I found myself in this situation when I lost my only sisterto HIV after years of her being abused. I lost her to the culture which normalized subjugation of women. Yet, there was nothing I could do, then. Even in fighting for her children who she left after that, I was surprised that the same issues my mother was facing in the 90s when I was a young child running after her in the village were the same I was facing. The fact that I was not married made me a wrong parent as opposed to the same family that abused her to her grave.

I have been awarded many time for my reporting in gender, science environmental and youth issues and this somehow encourages me to stick to this career.

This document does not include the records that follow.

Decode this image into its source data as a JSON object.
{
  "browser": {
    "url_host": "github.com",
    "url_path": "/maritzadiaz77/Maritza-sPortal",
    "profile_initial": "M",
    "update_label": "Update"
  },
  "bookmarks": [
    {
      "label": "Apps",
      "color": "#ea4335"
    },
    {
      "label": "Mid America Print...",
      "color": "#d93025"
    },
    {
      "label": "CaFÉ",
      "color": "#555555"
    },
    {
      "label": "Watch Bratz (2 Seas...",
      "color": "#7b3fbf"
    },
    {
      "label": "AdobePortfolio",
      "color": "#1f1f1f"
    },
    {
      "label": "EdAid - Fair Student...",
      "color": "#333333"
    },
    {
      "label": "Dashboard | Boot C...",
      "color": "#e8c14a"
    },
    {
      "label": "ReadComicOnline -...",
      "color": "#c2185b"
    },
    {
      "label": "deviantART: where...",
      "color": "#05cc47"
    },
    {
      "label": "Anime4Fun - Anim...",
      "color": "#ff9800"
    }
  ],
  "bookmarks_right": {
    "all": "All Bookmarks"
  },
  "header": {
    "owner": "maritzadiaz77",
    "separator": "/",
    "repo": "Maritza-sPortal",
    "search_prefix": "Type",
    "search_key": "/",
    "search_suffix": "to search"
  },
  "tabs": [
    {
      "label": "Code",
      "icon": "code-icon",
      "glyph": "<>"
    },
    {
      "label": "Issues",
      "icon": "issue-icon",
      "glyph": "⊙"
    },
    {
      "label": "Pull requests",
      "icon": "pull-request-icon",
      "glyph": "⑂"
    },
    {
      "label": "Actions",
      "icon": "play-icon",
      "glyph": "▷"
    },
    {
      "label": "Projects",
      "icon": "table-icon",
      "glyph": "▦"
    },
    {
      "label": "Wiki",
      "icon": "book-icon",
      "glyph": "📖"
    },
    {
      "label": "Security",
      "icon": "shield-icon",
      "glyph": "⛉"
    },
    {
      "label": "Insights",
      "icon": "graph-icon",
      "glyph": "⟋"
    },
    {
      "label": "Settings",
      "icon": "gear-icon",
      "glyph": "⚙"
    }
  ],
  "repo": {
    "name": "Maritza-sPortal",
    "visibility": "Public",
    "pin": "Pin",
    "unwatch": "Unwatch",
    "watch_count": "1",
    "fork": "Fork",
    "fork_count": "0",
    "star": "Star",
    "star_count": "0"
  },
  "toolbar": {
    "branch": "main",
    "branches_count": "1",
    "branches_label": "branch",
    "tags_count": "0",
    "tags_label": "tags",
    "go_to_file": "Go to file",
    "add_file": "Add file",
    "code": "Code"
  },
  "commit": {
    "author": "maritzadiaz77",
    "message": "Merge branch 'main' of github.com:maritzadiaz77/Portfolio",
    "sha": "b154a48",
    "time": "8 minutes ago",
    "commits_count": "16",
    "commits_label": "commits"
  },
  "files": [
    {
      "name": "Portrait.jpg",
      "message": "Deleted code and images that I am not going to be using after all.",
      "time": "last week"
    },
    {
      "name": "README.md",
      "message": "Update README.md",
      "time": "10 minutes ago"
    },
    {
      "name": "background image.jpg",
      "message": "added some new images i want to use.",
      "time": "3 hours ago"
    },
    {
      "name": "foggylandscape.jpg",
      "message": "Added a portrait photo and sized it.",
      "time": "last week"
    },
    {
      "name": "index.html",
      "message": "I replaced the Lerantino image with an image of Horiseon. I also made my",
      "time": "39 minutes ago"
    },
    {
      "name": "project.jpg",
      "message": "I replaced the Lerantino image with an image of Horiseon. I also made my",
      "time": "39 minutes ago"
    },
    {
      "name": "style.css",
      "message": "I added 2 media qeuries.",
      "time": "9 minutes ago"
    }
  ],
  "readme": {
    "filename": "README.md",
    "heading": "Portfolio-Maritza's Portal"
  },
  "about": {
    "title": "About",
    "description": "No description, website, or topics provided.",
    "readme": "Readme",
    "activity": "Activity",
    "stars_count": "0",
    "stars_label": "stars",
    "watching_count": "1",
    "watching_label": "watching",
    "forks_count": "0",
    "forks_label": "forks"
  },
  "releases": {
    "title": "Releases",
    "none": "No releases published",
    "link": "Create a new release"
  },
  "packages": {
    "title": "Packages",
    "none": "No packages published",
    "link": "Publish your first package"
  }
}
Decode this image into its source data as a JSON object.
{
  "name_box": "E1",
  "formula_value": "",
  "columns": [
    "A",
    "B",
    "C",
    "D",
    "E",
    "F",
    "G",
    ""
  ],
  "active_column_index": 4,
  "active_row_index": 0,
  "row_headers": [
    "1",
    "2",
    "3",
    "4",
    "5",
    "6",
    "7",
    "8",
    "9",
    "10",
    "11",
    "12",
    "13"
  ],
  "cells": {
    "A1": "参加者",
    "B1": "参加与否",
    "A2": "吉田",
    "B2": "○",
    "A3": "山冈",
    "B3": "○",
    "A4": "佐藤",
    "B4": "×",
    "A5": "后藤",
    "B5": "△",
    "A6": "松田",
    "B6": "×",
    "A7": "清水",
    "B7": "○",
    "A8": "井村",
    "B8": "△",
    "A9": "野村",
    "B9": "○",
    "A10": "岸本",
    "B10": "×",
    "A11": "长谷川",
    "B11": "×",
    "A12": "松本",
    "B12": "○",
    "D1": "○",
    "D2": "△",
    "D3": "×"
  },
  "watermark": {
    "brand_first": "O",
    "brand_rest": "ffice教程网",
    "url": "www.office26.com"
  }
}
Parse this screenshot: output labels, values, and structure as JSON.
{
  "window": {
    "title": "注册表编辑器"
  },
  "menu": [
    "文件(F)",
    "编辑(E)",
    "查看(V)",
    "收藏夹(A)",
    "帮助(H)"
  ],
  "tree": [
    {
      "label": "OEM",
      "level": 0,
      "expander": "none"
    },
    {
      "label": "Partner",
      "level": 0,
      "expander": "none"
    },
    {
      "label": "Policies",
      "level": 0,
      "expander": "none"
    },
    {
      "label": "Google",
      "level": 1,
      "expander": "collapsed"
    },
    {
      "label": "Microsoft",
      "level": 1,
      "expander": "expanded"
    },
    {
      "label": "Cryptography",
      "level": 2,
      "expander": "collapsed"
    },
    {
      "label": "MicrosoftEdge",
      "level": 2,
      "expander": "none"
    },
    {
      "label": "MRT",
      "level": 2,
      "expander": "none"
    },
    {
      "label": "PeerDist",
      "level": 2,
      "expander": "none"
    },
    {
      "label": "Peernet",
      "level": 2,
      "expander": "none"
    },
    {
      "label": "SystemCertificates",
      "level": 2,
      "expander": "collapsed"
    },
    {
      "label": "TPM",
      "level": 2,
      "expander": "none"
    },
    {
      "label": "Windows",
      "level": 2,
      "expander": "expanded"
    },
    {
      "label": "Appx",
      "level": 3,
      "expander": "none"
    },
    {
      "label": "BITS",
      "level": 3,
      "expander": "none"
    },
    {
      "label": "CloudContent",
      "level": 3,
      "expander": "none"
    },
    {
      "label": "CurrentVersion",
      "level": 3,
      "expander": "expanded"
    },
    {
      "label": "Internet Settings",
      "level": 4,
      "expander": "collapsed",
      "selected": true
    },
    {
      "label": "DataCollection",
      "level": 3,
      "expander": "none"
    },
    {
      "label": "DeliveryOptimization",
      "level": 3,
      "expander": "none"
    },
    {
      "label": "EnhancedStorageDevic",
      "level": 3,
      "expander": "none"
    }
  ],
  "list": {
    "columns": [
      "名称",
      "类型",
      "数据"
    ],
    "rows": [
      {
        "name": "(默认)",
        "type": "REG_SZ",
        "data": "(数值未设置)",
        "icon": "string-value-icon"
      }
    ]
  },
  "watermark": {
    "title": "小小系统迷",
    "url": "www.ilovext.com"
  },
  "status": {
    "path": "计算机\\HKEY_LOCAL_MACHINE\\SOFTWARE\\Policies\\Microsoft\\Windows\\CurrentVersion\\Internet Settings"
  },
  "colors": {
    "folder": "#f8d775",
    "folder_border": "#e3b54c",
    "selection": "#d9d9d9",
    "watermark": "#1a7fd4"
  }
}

It also adds to my credibility, and I can assure you that this growth came from those sexist individuals who I chose to keep at a distance but not in my usual “get out of my face” style.

This is not to say, there wasn’t a single soul who held fort for me. I still fall back for support on my superiors  who have become like father and mothers in that field.

Now that I have mentioned mother and father, my definition of family comes to my mind. Family can be people who are not even related to you by blood.

I have a foster family who, strangely, come from another tribe that normally does not get along with the tribe that I come from.They sheltered me when I was homeless, sticking up to me when situations were tough and believing in convictions of covering stories which would otherwise rustle up political feathers.

Most importantly, family (whatever definition you have for it) is important in a job and a life such as mine. Sometimes I get overwhelmed by what I see. My employers would offer counselling but nothing beats a supportive family when you cannot gather the strength to get out of bed, traumatised by your own memories of what you see in the field.

The times have passed and I am now completing my Masters degree in Global media and communication from the London School of Economics and Political Science. I cannot wait to go back to the field as a reporter and apply all the theoretical things that I learnt in school.

Note: When asked about not wearing enough warm clothes, Verah responds in her usual form:
“Man, I have survived three presidents of Kenya, what is this winter then! I can survive everything. Trust me on that!”